Before I move on to the main topic at hand — parental leverage and appropriate parental hierarchy — let me just say that on the topic of underage drinking, especially drinking and driving: If you are uneasy about making your kid feel uncomfortable, then you should just go ahead and pick out their funeral clothes.

Getting off that soap box, what the “Meanest Mom” story illustrates is the principal of giving your kid only as much freedom as she/he can handle. Dole out freedoms — especially those that come with great responsibility like driving —in small bits and see how they do with it. If they do great, obey the rules, then dole out the next bit. If they blow it – like the kid in Iowa -- then take the privilege away for a period of time and wait for them to prove they can handle it.

One of the guiding principles we teach in our new Legacy Workshop is: You cannot control your kid, but you can control his environment.

I don’t think Meanest Mom’s kid was morally wrong. He was just too immature to handle a car. To take a similar measure with your kid – especially when the stakes are so high -- is not acting punitively, rather it’s indicating to your child that if he can’t handle the responsibility that comes with the privilege, you will take it away for now and give him a shot at it later.

That’s the spirit of it. Use your leverage, don’t be afraid to make the kid uncomfortable, but act from a place of humility and respect.

The beauty of the Meanest Mom example is that it is black and white. So few things with kids are that clear. When it comes to other issues, you have to use your best judgment about what is in the kid’s best interest.

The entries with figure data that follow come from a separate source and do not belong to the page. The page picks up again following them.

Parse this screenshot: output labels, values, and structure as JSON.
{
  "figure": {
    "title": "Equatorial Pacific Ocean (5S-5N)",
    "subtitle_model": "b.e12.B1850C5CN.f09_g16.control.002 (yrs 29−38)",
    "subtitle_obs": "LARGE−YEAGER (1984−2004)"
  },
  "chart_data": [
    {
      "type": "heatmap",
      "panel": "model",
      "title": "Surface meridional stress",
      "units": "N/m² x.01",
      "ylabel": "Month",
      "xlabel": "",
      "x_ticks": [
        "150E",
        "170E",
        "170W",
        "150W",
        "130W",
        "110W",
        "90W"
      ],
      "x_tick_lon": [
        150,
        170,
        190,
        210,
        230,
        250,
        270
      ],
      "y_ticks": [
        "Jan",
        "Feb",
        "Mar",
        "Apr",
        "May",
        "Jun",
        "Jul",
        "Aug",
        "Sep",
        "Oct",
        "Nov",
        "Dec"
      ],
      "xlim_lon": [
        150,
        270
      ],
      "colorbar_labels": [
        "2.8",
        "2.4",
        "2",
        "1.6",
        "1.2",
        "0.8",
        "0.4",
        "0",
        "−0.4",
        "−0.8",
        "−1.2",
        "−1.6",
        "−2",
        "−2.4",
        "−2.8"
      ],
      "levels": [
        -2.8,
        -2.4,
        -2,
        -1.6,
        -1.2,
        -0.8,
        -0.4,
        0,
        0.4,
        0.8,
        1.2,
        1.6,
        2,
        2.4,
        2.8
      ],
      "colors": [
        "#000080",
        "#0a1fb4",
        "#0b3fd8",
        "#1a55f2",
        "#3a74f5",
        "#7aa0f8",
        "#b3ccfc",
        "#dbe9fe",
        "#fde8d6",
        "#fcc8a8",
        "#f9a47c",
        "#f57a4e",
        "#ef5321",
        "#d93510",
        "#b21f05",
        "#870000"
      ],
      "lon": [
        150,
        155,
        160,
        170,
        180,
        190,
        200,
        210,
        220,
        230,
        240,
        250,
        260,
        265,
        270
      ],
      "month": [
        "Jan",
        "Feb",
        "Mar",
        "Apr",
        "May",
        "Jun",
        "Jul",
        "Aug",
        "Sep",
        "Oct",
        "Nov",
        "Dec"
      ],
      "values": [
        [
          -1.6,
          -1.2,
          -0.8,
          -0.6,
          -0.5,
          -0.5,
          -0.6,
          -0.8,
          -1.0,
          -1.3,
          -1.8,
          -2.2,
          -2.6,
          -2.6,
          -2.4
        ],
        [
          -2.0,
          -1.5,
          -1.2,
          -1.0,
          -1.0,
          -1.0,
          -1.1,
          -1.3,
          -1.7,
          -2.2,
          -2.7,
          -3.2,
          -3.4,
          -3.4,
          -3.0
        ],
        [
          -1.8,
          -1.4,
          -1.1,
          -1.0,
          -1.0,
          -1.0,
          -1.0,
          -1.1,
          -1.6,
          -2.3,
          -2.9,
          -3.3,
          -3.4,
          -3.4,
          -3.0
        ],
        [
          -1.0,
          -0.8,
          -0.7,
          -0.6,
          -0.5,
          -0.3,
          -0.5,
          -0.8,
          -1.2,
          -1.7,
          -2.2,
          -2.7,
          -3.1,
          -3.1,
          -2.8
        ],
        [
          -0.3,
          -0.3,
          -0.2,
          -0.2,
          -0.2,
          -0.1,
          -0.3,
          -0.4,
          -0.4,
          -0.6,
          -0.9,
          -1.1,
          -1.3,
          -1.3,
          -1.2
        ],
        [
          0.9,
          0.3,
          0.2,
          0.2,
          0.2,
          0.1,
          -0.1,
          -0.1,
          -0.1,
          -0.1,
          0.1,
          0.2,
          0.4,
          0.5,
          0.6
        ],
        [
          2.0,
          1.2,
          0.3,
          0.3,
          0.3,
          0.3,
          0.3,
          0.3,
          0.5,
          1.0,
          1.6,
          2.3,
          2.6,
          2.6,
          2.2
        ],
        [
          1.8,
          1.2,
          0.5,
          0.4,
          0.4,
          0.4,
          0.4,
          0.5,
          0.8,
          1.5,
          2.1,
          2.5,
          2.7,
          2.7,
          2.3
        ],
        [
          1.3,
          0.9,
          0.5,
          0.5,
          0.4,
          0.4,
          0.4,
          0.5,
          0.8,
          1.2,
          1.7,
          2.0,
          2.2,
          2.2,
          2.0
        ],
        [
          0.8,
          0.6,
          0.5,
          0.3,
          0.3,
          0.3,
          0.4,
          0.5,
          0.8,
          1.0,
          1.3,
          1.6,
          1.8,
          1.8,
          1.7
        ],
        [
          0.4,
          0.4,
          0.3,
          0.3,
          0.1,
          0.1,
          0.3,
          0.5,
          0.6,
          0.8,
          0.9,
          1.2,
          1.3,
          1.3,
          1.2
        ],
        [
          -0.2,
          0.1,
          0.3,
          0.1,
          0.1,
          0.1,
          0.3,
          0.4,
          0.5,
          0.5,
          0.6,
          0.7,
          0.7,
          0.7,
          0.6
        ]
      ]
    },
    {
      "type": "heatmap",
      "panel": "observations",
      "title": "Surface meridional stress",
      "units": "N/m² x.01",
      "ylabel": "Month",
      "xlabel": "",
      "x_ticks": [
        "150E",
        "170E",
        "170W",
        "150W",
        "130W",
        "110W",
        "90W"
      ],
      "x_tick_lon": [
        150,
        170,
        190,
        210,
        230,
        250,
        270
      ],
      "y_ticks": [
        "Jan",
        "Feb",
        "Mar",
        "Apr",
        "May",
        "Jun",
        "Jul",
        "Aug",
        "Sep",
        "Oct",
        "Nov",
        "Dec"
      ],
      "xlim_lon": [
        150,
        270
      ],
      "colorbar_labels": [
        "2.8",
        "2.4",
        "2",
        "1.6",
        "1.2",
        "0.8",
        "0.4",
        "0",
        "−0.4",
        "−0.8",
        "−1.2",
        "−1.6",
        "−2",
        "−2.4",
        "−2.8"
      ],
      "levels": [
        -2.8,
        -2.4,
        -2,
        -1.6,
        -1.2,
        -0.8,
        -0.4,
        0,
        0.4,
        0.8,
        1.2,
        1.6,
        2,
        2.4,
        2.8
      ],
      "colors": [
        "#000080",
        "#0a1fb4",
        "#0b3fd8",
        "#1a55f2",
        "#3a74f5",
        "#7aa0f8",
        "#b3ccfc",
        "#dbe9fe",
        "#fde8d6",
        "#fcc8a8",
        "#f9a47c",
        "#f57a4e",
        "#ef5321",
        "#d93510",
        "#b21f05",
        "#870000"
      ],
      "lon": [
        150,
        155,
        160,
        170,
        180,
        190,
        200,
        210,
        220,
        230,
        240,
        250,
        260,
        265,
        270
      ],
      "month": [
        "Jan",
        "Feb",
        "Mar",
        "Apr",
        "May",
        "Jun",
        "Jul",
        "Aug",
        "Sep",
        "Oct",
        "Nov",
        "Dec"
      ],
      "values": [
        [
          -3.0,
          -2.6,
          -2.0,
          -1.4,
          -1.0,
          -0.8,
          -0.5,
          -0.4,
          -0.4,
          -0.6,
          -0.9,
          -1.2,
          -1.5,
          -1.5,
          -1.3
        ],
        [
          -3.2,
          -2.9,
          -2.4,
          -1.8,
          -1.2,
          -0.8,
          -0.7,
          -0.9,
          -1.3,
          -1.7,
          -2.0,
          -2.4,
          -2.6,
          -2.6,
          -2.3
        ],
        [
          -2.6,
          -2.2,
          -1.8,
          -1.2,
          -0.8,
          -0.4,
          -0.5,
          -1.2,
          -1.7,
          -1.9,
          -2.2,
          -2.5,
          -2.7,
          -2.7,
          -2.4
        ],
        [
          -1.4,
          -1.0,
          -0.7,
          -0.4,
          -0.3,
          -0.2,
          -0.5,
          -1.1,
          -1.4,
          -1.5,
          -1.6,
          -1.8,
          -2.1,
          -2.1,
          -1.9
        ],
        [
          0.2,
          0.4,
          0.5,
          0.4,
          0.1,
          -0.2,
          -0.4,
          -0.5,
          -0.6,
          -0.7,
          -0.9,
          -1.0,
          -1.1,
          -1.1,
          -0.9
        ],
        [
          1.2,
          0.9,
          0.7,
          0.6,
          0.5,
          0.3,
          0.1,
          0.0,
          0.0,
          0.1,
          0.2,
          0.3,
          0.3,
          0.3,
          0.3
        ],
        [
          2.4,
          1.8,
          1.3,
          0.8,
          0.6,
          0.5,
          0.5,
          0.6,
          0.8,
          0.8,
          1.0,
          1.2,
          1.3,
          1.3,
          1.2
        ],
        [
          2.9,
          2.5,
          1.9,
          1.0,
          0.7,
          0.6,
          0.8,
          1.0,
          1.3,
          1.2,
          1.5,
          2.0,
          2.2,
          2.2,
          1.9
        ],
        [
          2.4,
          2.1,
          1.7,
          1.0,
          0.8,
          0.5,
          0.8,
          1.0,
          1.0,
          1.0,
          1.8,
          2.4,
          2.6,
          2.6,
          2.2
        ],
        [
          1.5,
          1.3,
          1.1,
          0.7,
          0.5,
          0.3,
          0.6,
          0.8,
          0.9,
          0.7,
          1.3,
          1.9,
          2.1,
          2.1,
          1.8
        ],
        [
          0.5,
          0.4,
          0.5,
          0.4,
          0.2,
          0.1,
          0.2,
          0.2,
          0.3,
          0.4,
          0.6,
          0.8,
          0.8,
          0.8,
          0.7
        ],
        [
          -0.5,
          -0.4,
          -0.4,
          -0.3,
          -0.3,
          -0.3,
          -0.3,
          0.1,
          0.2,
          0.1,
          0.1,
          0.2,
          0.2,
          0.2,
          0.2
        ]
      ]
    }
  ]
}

Let’s take an example from a woman who wrote to our blog asking about her adult daughter who wanted to invite her boyfriend to the family home and sleep with him in the same room. The mom didn’t feel it was appropriate on principal. She also felt it would set a bad example for the younger siblings living at home.

My advice with situations like these is to speak from the “I” position. Avoid getting into issues of fact or interpretation, all of which can be debated. It’s not a matter of debate. It’s your home, your values, and your rules. That said, it’s natural for adult children to want to incorporate their adult lives into their family home lives. A good approach will sound something like this:

“Look, I’m not arguing with you or speaking objectively about whether you should be having sex at this age, but I am telling you as your parent that I don’t feel comfortable with you two sleeping in the same room in my house, plus it’s my responsibility to do what is best for your younger siblings, and I feel that’s just not appropriate for them.”

Even when you set firm limits, don’t do it from an authority position. Remember, you’re not Charlton Heston delivering the rules on a tablet. You can still set limits and do it from a point of respect. By saying, “I don’t know if this is best or not, but I’m your dad, and this is my best shot at doing what’s best for you…” you are giving the adult child the respect she deserves and opening her up to respecting your position in return.

That’s the humble part, but the firm part is saying, “Hey, you can disobey the rules if you choose to, but these are the consequences.” That’s when you use your leverage: either taking away something your child values and desires (e.g. no access to the car, no access to pocket money) or by having him do something for disrespecting your rules (e.g: cleaning out the garage, etc.).

A lot of parents get hung up with trying to argue with the kids about whether the rules and regulations are justifiable. The value of talking from the “I” position is that no one can argue with you.

Leverage means discomfort. Discomfort means that something is going to go on in the kid’s life that is going to make him unhappy or uncomfortable. He’s going to have to do something he doesn’t want to do or lose something he wants.

Too many parents don’t want their kids to be mad at them, and they get squishy on discipline. When you allow yourself to be intimidated like that you’re no longer being a parent, you’re being a peer, and you’ve fallen down on the job.

Stand up for your values, but do so with humility, respect, love and use your leverage. Believe it or not, your kids will thank you. It just might take a while.